Yolda giderken bir anda çalan telefonunu eline aldı. İsme baktığındaysa bir anda olduğu yerde durdu. 

'' PATRON KİM JONGDAE ''

Zaten onun yanına gidiyordu. Neden arıyordu ki? Hem de sebepsizce. Tereddütle telefonu açtı.

'' Alo, Bay Kim? ''

'' Chanyeol...''

Boğuk ses içini titretmişti. 

'' Evet efendim? ''

'' Seni neden aradığımı biliyor musun? ''

'' Hayır efendim. Aslında ben de tam yanınıza geliyordum. Sizinle bırakmak istemem hakkında konuşacaktım. ''

Karşı taraftan büyük bir kahkaha yükseldi. İçinde tehdit ve biraz da alay içeriyord

'' Ahhh Chanyeol. Hiç güleceğim yoktu doğrusu. 3 aylık borcunu ödemeden seni bırakacağımızı mı sanıyordun? ''

'' Siktir. ''

Chan'ın ağzından fısıltıyla çıkan bu söz ile aklına ödemediği borçları geldi Chanyeol'ün.
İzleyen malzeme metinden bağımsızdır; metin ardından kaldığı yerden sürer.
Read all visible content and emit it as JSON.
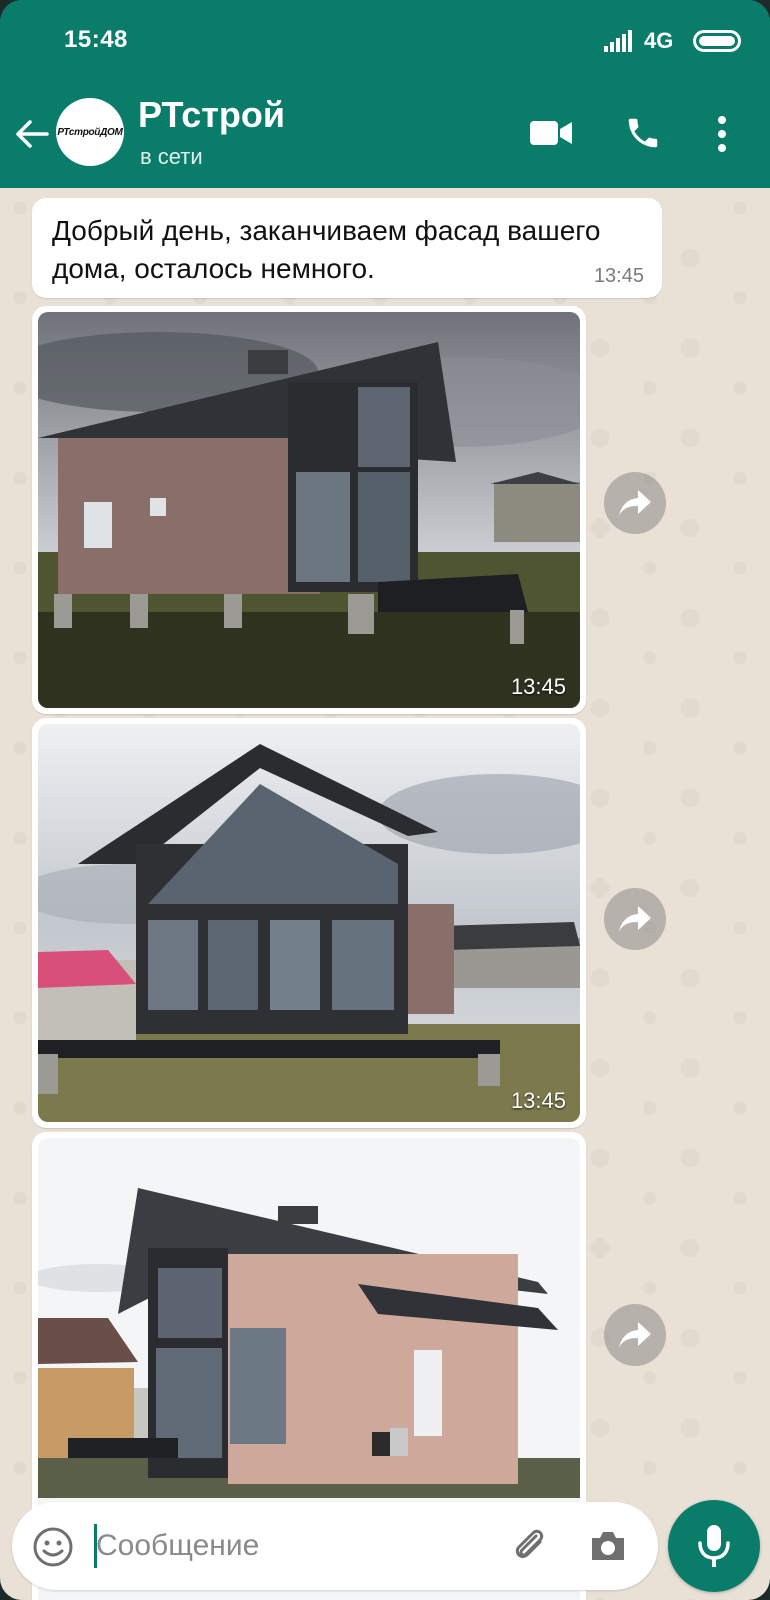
{
  "status_bar": {
    "time": "15:48",
    "network": "4G"
  },
  "header": {
    "contact_name": "РТстрой",
    "contact_status": "в сети",
    "avatar_logo_text": "РТстройДОМ"
  },
  "messages": [
    {
      "type": "text",
      "text": "Добрый день, заканчиваем фасад вашего дома, осталось немного.",
      "time": "13:45"
    },
    {
      "type": "image",
      "alt": "house-photo-1",
      "time": "13:45"
    },
    {
      "type": "image",
      "alt": "house-photo-2",
      "time": "13:45"
    },
    {
      "type": "image",
      "alt": "house-photo-3",
      "time": ""
    }
  ],
  "composer": {
    "placeholder": "Сообщение"
  },
  "colors": {
    "brand": "#0a7d6a",
    "chat_bg": "#e9e1d6",
    "bubble": "#ffffff"
  },
  "icons": [
    "back-arrow-icon",
    "video-call-icon",
    "phone-icon",
    "more-vert-icon",
    "forward-icon",
    "emoji-icon",
    "attach-icon",
    "camera-icon",
    "mic-icon"
  ]
}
Büyük ihtimalle onu rahat bırakmayacaklardı.

'' Kaldırımda öylece duracak mısın yoksa hm? ''

Chanyeol korkuyla etrafına baktı.

'' Neredesin? ''

'' Neredesin? Tanrım Chan -siz nerede? ''

'' Neredesin-iz. ''

     Chanyeol sinirle düzeltti. Kesinlikle başı beladaydı. Yavaş yavaş otobana doğru ilerledi. oradan taxiye binip evine geri dönecekti. Ancak Bay Kim o kadar da kolay biri değildi.Arkasına dönüp yürüyecekken gördüğü korumalarla hızlıca otobana doğru koşmaya başladı. Yaklaşık 2 saat sonra kaybolduğunu fark etti ve bir duvara yaslandı. Şimdi ne yapacaktı?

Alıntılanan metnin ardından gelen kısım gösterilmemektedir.